Bureaucratic (and often dysfunctional organisations) are based on what Dekker (2014) calls the Bad Apple Theory, based on the omni-present assumption ‘when something goes wrong, someone has done something wrong’. Over time, this assumption has led us to believe that people are risks to control (idem). [...]

At Buurtzorg NL, people are not controlled, but trusted to carry out their profession.

Margriet Bredewold

I agree with your "critique" on the mentioned purpose on what "self-management" is to achieve.

In my view the root-cause for the mechanisms of control is to be found in the fact that organisations, practically at every level, fail to transparently define desired outcomes (so that everyone understands them the same way), to identify the expertise available to them (instead they focus on experience), and, consequently, to create the conditions to utilise this expertise.

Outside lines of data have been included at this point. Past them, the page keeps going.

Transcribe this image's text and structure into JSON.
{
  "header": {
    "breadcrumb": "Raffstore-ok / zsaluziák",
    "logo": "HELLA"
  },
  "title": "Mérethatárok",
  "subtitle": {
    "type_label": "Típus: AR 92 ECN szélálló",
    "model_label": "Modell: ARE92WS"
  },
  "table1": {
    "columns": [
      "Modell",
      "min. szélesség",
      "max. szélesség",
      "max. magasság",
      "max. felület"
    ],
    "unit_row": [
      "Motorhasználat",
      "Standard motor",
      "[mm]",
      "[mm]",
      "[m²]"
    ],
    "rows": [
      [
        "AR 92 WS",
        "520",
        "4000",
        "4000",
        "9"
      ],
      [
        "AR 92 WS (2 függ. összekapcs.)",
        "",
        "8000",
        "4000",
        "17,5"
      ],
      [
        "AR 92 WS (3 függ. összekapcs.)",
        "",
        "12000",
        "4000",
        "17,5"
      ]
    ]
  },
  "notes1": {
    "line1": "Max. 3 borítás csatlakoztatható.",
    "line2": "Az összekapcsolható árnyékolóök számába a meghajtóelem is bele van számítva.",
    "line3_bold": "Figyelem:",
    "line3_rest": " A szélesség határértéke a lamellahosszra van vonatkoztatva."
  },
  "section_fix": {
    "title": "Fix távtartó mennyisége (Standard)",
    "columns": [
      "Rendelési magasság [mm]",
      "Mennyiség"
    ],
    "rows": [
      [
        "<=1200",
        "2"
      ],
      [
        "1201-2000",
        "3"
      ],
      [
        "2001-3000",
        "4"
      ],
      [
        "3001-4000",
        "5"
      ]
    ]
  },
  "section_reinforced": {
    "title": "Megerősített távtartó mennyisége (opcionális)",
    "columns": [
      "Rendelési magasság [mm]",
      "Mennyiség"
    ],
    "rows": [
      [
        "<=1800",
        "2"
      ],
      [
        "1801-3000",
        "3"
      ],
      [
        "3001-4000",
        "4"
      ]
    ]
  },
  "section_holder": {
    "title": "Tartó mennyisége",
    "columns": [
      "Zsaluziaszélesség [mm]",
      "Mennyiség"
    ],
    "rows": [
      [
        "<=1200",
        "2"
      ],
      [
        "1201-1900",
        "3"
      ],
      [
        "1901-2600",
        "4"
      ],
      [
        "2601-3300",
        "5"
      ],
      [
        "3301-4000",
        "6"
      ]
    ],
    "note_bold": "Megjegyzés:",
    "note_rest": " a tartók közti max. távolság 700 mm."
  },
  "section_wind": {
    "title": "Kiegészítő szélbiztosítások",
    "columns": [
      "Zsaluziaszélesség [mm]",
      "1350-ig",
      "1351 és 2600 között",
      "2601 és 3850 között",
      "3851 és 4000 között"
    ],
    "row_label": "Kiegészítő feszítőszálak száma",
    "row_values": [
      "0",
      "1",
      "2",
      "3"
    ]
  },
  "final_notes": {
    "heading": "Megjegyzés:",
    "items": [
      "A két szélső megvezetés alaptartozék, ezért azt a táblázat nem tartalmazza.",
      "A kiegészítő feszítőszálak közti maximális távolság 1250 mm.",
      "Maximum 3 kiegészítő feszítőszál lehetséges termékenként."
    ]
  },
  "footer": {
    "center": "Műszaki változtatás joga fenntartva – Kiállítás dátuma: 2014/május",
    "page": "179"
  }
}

Combined with, still, omnipresent hierarchical decision making (where choices made don't have to be substantiated and often can't be contested), there is a lot of organisational risk introduced: people who might or might not be right for the task are working to achieve something not everyone may understand in the same way and directed by people making choices which don't have to be explained and can't be revoked.

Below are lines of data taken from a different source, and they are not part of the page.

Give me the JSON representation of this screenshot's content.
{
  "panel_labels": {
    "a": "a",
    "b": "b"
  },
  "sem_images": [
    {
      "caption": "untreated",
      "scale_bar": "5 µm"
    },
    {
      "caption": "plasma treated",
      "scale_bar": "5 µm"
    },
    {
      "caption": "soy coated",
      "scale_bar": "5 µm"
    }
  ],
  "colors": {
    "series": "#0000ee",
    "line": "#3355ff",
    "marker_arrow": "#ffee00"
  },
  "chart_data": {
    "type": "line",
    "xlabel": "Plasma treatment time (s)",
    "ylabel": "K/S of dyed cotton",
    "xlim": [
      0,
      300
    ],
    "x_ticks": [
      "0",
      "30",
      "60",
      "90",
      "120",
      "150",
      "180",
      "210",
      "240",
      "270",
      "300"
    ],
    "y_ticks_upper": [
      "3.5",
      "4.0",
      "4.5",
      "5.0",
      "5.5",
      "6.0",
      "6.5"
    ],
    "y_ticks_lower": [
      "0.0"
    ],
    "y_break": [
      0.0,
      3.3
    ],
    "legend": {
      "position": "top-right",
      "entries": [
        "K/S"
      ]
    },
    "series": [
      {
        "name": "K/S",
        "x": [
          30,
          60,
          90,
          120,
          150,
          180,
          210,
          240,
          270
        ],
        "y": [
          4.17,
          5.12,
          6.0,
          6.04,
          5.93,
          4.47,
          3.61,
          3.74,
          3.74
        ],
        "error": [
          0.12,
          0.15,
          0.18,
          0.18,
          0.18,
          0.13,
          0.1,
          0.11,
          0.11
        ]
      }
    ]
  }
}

The mechanism of control is therefore only a logical organisational reflex. That these organisations point at "people" needing to be controlled is the case, but also misses the point.

Buurtzorg doesn't have to "trust" its employees. By having a clear purpose, having developed an organisational structure which is able to achieve this purpose, supported by a culture created, sustained and clearly communicated by especially its CEO and its coaches, the conditions are in place for expertise to be optimally utilised.

"Trust", as used here, is merely the extrapolation of proven performance. Buurtzorg's meeting process is crucial, as is its IT platform, as is the unique situation that the team-members have overlapping expertise (similar backgrounds), and that all 1000+ teams are doing more or less the same thing.

Copying Buurtzorg's approach, developed within the NL-context, into a very different context (e.g. UK) is bound to fail.

Self-management with tremendous autonomy isn't the goal. Achieving the organisation's purpose through the optimal utilisation of available expertise is.